With an aim to bring in more transparency in raising of funds through non-convertible preference shares, market regulator
Sebi on Friday announced a new set of regulations to govern issuance and listing of such securities.
To safeguard the interest of small investors from such high-risk securities, Sebi also said that the listing of privately placed non-convertible redeemable preference shares would require a minimum application size of Rs 10 lakh for each investor.
Besides, the public issuance of such shares would require a minimum three-year tenure for the instruments and a minimum rating of 'AA-' or equivalent investment grade, the market regulator Sebi said in a statement after its board meeting.
There have been many instances of public investors being taken for a ride through sale of such shares, as there have been ambiguity about regulations governing them.
At the same time, a defined framework for issuance and listing of such shares would also make it easier for banks and infrastructure companies to garner funds through this route.
Preference share is an equity security with properties of both an equity and a debt instrument. It usually carries no voting rights, but may carry a dividend.

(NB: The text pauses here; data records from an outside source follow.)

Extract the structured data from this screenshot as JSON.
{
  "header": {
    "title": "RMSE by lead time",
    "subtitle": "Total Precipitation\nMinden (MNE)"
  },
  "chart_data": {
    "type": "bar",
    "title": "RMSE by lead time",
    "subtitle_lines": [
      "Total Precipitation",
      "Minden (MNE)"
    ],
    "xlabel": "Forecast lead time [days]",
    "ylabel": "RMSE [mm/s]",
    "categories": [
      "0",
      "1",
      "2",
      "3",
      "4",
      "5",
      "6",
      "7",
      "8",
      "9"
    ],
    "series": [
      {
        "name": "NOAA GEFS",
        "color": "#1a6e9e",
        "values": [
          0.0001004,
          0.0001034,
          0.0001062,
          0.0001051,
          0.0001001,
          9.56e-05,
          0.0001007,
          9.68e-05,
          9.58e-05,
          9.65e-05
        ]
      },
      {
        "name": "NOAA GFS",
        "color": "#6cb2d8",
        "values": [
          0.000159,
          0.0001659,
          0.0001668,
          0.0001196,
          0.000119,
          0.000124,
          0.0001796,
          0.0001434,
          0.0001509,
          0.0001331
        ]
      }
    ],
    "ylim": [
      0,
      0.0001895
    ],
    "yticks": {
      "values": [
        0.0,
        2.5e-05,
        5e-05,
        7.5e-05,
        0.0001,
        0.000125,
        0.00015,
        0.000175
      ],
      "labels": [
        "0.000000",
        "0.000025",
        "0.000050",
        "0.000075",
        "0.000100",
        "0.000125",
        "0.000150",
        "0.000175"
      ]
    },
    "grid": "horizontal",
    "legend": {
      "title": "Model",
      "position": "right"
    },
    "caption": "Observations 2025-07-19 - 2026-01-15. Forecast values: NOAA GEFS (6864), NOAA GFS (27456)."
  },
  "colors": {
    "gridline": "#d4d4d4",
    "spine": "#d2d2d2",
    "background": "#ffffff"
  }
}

Sebi said that its board has approved the SEBI (Issue and Listing of non-convertible redeemable preference shares) Regulations, 2013 to provide a comprehensive regulatory framework for issuance and listing of non-convertible redeemable preference shares.
Sebi said that the new regulations would be applicable to issuances by banks of non-equity instruments such as Perpetual Non-Cumulative Preference Shares and Innovative Perpetual Debt Instruments, which are in compliance with the specified criteria for inclusion in Additional Tier I Capital.
Such instruments can be issued by banks to meet Basel III norms.
Indian companies have raised over Rs 25,000 crore through preference share issuance in the last three years.